En el Tíbet, los niños de las clases altas aprenden a montar casi antes de saber andar. Dominar la equitación es imprescindible en un país como el Tíbet, donde todos los viajes se hacen a pie o a caballo. Los nobles tibetanos practican la equitación continuamente. Se mantienen fácilmente en pie sobre una estrecha silla de madera mientras el caballo galopa y, en plena carrera, disparan con fusil contra un blanco movedizo para cambiar luego de arma y tirar flechas con el arco. Y todo esto a galope tendido y yendo de pie sobre la silla. A veces, los mejores jinetes recorren al galope las llanuras, en formación, y cambian de caballo saltando de silla a silla. ¡Figúrense ustedes qué concepto tendría Tzu de mí, un niño de cuatro años que ni siquiera se sostenía aún sentado en la silla!

Mi pony, Nakkim, era peludo y con una larga cola. Su estrecha cabeza tenía una expresión inteligente. Sabía un asombroso número de procedimientos para sacudirse de encima al jinete… si era un jinete tan inseguro como yo. Uno de sus trucos favoritos era dar una carrerilla, pararse en seco y agachar la cabeza. Luego, cuando ya me había resbalado hasta su cuello, lo levantaba de pronto y esta sacudida me hacía dar una vuelta de campana antes de caer en el suelo. Después se me quedaba mirando con maliciosa complacencia. Los tibetanos nunca cabalgan al trote; los ponies son pequeños y un jinete resulta ridículo sobre un pony que trote.
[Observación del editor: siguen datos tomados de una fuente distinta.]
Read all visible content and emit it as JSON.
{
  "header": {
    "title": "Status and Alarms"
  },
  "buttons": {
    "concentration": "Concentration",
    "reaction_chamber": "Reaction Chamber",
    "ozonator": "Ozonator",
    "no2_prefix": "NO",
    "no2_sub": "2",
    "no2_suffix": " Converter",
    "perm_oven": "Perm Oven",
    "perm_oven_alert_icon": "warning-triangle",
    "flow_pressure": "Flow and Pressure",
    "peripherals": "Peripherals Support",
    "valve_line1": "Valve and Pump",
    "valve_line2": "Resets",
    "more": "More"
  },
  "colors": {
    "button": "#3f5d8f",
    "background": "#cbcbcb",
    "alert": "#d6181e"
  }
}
El Tíbet era un país organizado teocráticamente. Nada nos interesaba el “progreso” del mundo exterior. Sólo queríamos poder meditar y vencer las limitaciones que impone la carne. Nuestros sabios habían comprendido, desde hacía mucho tiempo, que el Oeste codiciaba las riquezas del Tíbet, y sabían por experiencia cuando llegaban los extranjeros se acababa la paz.